About the job
About Voltai
At Voltai, we are pioneering advancements in artificial intelligence by developing sophisticated world models and agents that learn, evaluate, plan, and interact with the physical environment. Our primary focus lies in enhancing hardware capabilities, particularly in electronics systems and semiconductors, where AI can surpass traditional human cognitive limitations in design and creation.
About the Team
Our team comprises exceptional talent, including former Stanford professors, acclaimed SAIL researchers, Olympiad medalists, and industry leaders from renowned companies such as Google, AMD, and Broadcom. We are supported by top investors from Silicon Valley and have a diverse group of experts, including former U. S. government officials, committed to driving innovation in AI and hardware design.
Role Overview
As a Post-Training Research Engineer, you will focus on post-training cutting-edge models to autonomously execute intricate tasks within the semiconductor design and verification pipeline. The models you help develop will optimize chip architectures, refine RTL code, conduct simulations, identify verification gaps, and iteratively enhance designs to expedite semiconductor innovation. You will work alongside leading experts in hardware design and verification, crafting comprehensive reinforcement learning environments that encapsulate the complexities of chip design workflows. Your contributions will involve developing structured reward functions, scaling strategies, and evaluation frameworks aimed at enhancing model reliability, efficiency, and creativity in semiconductor reasoning.
Ideal Candidate Profile
You may excel in this role if you possess experience in:
- Creating and scaling reinforcement learning environments for large language models or multimodal agents.
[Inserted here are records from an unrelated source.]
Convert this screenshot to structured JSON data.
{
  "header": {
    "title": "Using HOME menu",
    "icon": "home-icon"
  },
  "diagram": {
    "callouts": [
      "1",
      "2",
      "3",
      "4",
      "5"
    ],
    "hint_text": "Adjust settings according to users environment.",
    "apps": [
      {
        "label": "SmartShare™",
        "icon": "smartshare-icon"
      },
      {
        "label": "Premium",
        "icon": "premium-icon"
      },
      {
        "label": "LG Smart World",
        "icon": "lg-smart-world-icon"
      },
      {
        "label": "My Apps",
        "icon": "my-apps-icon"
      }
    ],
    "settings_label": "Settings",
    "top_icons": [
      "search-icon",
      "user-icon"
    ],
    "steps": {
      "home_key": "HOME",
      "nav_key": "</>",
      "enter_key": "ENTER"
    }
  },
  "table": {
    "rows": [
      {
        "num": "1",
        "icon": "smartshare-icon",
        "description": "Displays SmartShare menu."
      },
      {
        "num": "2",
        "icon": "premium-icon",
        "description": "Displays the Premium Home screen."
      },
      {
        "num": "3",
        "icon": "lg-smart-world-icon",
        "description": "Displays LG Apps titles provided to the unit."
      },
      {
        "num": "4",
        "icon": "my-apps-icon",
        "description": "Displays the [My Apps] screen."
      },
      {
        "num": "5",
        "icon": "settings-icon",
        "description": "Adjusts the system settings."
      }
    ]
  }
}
- Building high-quality evaluation datasets and benchmarks for complex reasoning or design challenges.
- Collaborating closely with domain experts in hardware and verification to establish evaluation metrics, constraints, and simulation conditions.
- Designing reward functions and feedback pipelines that ensure a balance between correctness, performance, and design efficiency.
- Conducting large-scale reinforcement learning fine-tuning or post-training experiments on frontier models.